My process begins with a study of local avifauna, including migration patterns, feather morphology, and meditating on their integrity to internalize their shape.
From blueprint to heirloom, each piece is reimagined to amplify the totem’s energetic resonance. Blue jay feathers pair glass with agate, aquamarine and sodalite dust; cardinal feathers cradle peach selenite.
Designed as "jewelry for a space," these totems invite touch and connection. They symbolically merge matter from earth with feathers from the sky.
Artist Statement
My artistic practice is reverence to the wisdom of nature and ancestral realms, inviting viewers to experience profound connection to the cosmic world through stained glass. Self-taught and initially drawn to the medium as homage to my late mother, the intricate Tiffany method is an invitation to slow down, listen, and work in devotion. Glass is a living mirror: letting us see ourselves and what lies beyond simultaneously; color and light reveal how inner states filter perception.
Spiritual ritual and embodied stillness initiate my process—an impression or image arises in meditation and intuitive movement that I follow through experimentation.
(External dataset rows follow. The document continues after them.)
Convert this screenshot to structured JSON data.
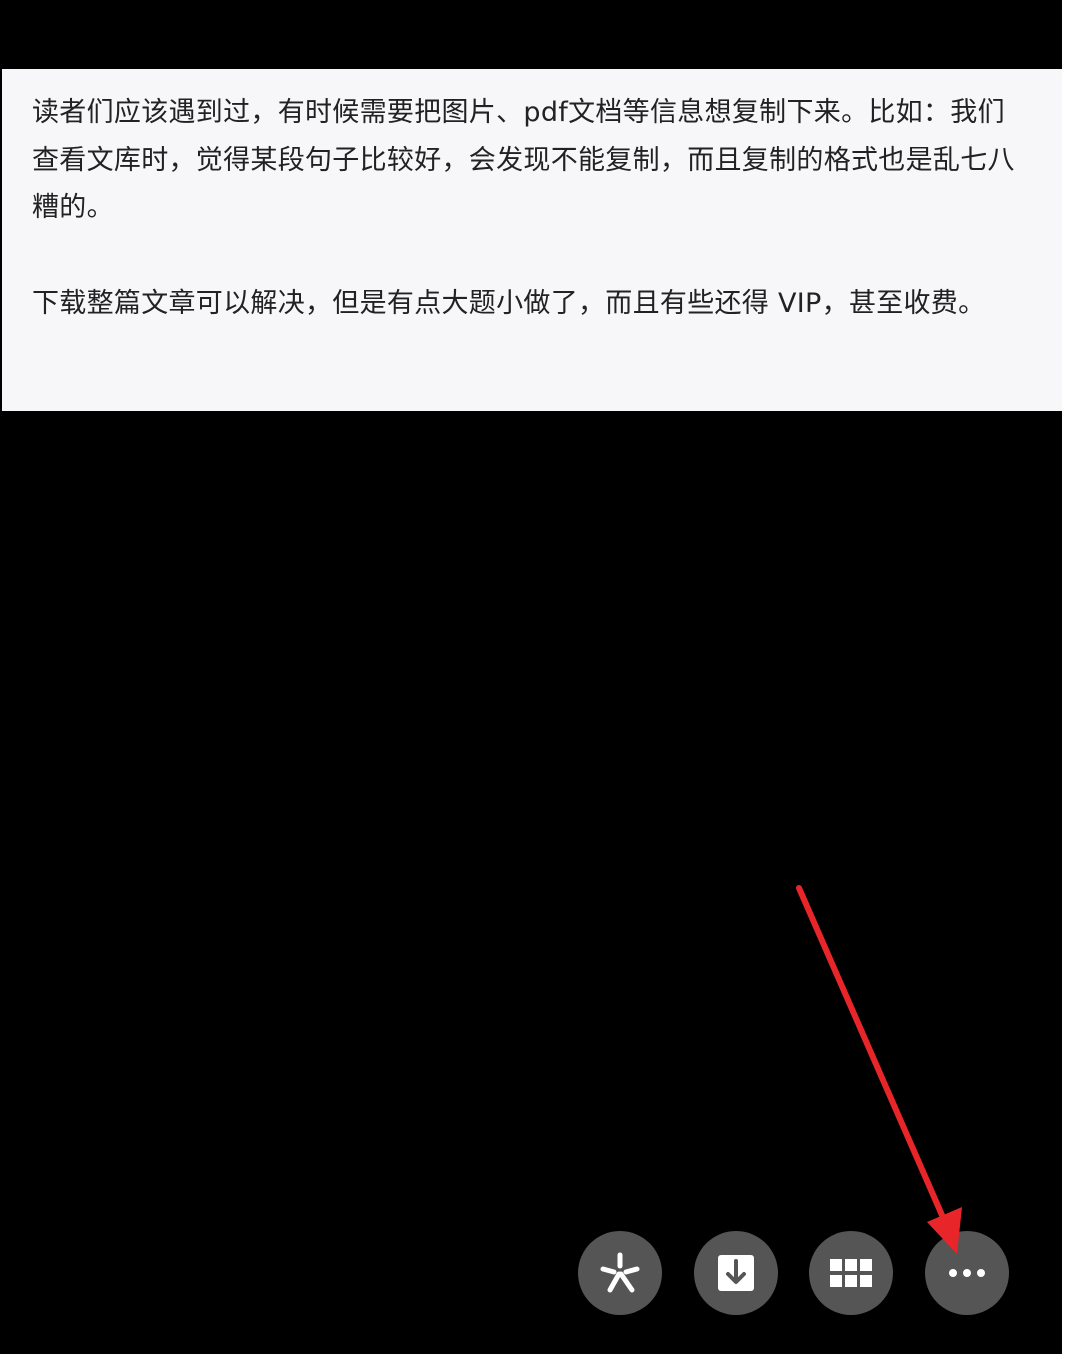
{
  "article": {
    "paragraph1": "读者们应该遇到过，有时候需要把图片、pdf文档等信息想复制下来。比如：我们查看文库时，觉得某段句子比较好，会发现不能复制，而且复制的格式也是乱七八糟的。",
    "paragraph2": "下载整篇文章可以解决，但是有点大题小做了，而且有些还得 VIP，甚至收费。"
  },
  "toolbar": {
    "buttons": [
      {
        "icon": "ai-sparkle-icon"
      },
      {
        "icon": "download-icon"
      },
      {
        "icon": "grid-icon"
      },
      {
        "icon": "more-icon"
      }
    ]
  },
  "colors": {
    "viewer_background": "#000000",
    "panel_background": "#f7f7f9",
    "button_background": "#555555",
    "arrow": "#e8262a"
  }
}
Research of American stained glass history—especially the overlooked legacy of Clara Driscoll and the Tiffany Girls—anchors my work in tradition alongside intentional modernism. My background in jewelry informs bridging mediums: I adapt Tiffany techniques into intimate “jewelry for the space,” incorporating gem dust, minerals, and stones alongside traditional sheet glass to intensify narrative and material significance. My works query grief, love, and spiritual presence, inquiring, “What is unexpressed? What is ready to be seen? Felt?”
Two ongoing series, “Sacred Messengers” and “Celebration Stars,” embody my vision through Northeastern avifaunal narratives and chandelier-style installations. Both animate communal spaces and site-specific rituals, amplifying connection and community in the “third place.”